“White Curtain” (short story) by Pesakh (Pavel) Amnuel
English Publication History: The Magazine of Fantasy & Science Fiction (May-June 2014), The Year’s Best Science Fiction: Thirty-Second Annual Collection (2015, St. Martin’s Griffin), The Mammoth Book of Best New SF 28 (201, Robinson), Zion’s Fiction (Mandel Vilar Press, 2018)
Original: Russian (2007, Белая штора)
Translated by Anatoly Belilovsky, 2014
Synopsis: When younger men, Dima and Oleg shared two loves: that for theoretical physics and that for a girl named Ira. Many years later after their theories had a practical value, Dima seeks out Oleg who has become a so-called prophet for his ability to splice realities in the multiforce in order to improve the lives of others. Dima’s arrival is one laden with sadness as he wife had just died, an event Oleg was very much aware of as he had tried in vain to find a reality in which Dima’s wife did not die; however, instead of of finding that reality, Oleg went to 176 funerals. After an argument about a finite multiverse, Dima leaves rejected and Oleg facing frustration… until Dima receives a phone call.

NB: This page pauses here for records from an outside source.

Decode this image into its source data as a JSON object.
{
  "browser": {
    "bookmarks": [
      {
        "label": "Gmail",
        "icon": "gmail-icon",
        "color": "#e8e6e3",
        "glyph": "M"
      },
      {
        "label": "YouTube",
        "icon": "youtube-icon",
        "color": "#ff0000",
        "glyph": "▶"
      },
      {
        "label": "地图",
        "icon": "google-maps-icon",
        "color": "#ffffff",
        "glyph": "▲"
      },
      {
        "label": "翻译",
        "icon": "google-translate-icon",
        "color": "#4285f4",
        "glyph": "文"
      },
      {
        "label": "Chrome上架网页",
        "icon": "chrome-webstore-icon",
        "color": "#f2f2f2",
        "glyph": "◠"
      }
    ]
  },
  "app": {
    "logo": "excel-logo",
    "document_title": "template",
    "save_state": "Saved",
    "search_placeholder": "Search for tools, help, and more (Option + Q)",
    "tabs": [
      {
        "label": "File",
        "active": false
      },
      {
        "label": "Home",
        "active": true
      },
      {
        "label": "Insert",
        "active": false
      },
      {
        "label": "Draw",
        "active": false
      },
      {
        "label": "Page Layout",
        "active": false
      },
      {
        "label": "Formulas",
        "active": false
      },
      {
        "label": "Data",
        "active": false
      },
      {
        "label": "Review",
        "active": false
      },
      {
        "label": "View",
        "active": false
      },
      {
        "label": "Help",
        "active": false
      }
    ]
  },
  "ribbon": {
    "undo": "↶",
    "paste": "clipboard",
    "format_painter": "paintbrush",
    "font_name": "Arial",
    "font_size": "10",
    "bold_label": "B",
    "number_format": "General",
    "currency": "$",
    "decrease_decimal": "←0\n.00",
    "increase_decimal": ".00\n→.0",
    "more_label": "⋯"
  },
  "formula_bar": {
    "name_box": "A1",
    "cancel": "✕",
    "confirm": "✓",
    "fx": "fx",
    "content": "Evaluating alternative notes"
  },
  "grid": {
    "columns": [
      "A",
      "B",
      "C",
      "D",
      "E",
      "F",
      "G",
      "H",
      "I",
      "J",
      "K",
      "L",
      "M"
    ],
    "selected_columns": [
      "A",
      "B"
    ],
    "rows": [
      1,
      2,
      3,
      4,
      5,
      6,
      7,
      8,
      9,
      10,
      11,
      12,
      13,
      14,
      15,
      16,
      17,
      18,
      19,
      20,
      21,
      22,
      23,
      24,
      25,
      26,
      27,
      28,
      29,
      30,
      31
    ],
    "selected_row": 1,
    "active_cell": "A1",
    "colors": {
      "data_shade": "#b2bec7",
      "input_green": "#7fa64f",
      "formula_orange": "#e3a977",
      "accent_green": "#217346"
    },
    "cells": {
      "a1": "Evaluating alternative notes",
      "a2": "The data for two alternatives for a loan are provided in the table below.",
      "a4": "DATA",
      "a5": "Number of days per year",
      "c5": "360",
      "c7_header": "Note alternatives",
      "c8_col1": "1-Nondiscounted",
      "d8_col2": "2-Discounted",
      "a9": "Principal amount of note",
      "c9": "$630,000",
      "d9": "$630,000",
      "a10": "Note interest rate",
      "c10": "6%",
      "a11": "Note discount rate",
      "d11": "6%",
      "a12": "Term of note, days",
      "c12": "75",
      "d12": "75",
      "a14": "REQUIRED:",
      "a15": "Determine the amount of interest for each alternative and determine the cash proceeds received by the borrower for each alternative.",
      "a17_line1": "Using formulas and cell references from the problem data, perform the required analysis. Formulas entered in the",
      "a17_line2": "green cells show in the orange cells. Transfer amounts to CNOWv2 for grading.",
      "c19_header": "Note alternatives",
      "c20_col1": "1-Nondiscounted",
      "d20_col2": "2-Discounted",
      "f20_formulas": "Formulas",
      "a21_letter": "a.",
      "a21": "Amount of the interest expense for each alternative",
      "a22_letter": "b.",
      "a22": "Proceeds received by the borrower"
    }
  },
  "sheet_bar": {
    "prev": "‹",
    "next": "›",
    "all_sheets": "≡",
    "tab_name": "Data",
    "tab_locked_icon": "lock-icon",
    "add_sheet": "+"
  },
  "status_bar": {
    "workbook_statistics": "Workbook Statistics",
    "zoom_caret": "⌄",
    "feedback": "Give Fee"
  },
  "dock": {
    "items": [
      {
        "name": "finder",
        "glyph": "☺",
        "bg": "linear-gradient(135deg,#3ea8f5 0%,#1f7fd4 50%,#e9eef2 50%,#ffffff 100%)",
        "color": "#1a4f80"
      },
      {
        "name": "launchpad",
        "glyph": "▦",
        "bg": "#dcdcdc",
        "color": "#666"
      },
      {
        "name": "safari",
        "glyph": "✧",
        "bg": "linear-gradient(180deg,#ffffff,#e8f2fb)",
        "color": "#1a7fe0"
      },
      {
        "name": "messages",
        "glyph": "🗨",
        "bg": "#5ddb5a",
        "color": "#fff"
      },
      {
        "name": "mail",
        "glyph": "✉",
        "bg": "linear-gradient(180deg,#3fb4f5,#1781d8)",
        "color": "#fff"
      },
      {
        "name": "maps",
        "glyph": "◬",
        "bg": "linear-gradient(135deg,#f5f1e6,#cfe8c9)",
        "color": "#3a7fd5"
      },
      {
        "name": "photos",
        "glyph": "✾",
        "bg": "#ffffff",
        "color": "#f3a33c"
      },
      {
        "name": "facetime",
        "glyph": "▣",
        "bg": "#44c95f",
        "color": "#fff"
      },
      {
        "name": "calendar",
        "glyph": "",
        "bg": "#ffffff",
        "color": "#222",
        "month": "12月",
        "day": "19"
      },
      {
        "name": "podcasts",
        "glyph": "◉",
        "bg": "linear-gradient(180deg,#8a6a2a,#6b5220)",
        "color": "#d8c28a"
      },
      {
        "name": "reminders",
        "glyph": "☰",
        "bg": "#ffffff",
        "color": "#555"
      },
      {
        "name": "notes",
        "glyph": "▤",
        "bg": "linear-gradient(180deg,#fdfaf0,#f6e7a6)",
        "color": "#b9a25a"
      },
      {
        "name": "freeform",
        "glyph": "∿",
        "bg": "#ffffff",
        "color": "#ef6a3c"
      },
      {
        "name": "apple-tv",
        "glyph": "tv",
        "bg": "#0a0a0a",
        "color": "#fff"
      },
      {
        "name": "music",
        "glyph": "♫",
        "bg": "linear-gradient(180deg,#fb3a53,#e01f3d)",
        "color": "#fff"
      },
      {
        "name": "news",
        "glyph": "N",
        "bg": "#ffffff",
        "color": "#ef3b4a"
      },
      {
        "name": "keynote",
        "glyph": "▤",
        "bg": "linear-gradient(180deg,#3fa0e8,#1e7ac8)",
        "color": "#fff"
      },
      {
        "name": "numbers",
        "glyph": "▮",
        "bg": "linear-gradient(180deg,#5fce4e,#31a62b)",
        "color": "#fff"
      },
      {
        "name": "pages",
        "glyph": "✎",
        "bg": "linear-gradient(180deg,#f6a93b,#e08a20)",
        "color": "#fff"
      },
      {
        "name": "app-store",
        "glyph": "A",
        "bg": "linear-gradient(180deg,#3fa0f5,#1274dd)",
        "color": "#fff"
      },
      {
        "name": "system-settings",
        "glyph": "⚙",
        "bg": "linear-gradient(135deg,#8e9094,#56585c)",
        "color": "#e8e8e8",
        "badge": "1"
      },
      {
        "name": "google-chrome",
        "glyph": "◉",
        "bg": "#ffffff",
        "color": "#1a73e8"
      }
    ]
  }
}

Analysis: In fiction, “what if” is wondrous tool used by authors to explore a detailed alternative to our reality. At its best, it’s escapism shrouded in an intellectual exercise, something that keeps me coming back to the genre of science fiction. When we apply “what if” to our own lives, however, it can become a rabbit hole of escapism into regret in which we explore alternative branches of our lives while ignoring the present reality; it’s a useless exercise of pain, like visiting a sadistic physical therapist (true story).
In “White Curtain”, it’s possible to splice realities which may or may not be infinite according to the story. If this rabbit hole of exploring alternative realities shifted from theory to application, the hole would only grow deeper and darker. The teasing question of “what if” would then become “when can I” or “how can I”. It’d only be a matter of money, something which I would parallel to cosmetic surgery. Once you go under the knife to “improve” one thing, where do you stop? For most people, when the money runs out, but for those with deep pockets… is there happiness at the bottom of the hole? For both cosmetic surgery and alternative realities, once having a foot in the hole, the answer or “yes” can never be found. Like Buddhist doctrine teaches: happiness is in the here and now.
Review: The story has a familiar feel to it, perhaps a feeling that shared with other stories written in Russian. I’ve read a handful of Russian SF short stories, and the tale of old scientist colleagues meeting up again to discuss the avenues of their old research seems to be a recurring trend. So, there’s a familiar combination of love and science among scientists who were once friends in addition to science heavy dialogue, which detracts from the emotion of the story. It’s not my favorite story in the collection, but it’s certainly one that has a resounding conclusion, if not a tad predictable.